Africa-Press – South-Africa. The high court in Pretoria ruled that South Africa’s analogue television switch-off date must be postponed from end-March to end-June – but e.tv has lost its bid to slow down the process significantly.

Government is switching off analogue television transmitters to free up broadband spectrum.

According to court papers, an estimated 3.75 million households with analogue sets could apply for set-top boxes to “migrate” their televisions – but by mid-March, fewer than 1.12 million had applied, and only around 660 000 households had had new set-top boxes installed.

It is estimated that 8.25 million poor South Africans will be left without free-to-air television following the switch-off. More than half of e.tv’s viewers may fall into this group.

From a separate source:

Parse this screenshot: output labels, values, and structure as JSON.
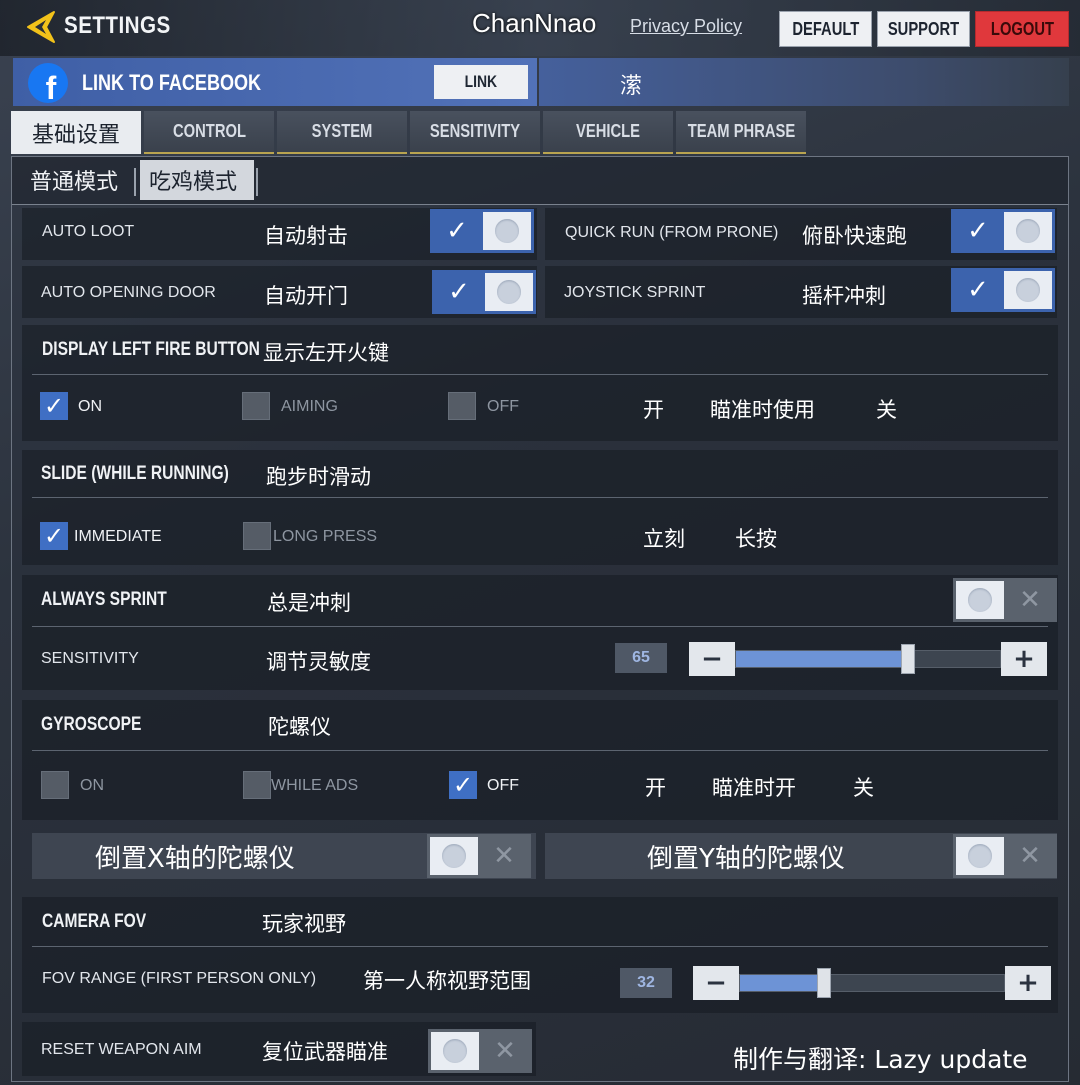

The broadcaster wanted the court to declare the switch-off deadline as unlawful and invalid, and argued that the deadline could not be proclaimed until government had complied with its constitutional obligations to provide poor households with analogue television with alternative means to access free-to-air television.

It also wanted the court to force the Minister of Communications and Digital Technologies Khumbudzo Ntshavheni to consult with e.tv and other parties before setting the switch-off date, and to do more to help households migrate, including by setting up call centres.

But the high court found that government has done enough within its powers to help the qualifying households, and ruled against most of e.tv’s applications.

“It is in the interest of the country, the economy and for South Africans in general that the digital migration be finalised.”

But apart from postponing the switch-off date, it also ruled that set top boxes for more than 507 000 households, who registered by 31 October, needed to be installed no later than end-June. Some 261 000 households who registered in recent months must have their devices installed by end-September.

The postponement of the switch-off date was a significant victory, said William Bird, director at Media Monitoring Africa, which joined e.tv as an applicant in the case.

The ruling comes hot on the heels of a heated battle between the communications minister and public broadcaster the SABC over the switch-off deadline.

The court ordered e.tv to pay 50% of the minister’s legal costs, and the full legal bill of two other respondents in the case, the Independent Communications Authority of South Africa and Vodacom.

The country’s digital migration process – already long delayed – began in March last year. Five provinces have already made the switch, but the Western Cape, Gauteng, KwaZulu-Natal and the Eastern Cape, which together make up most of the country’s population, have not yet done so.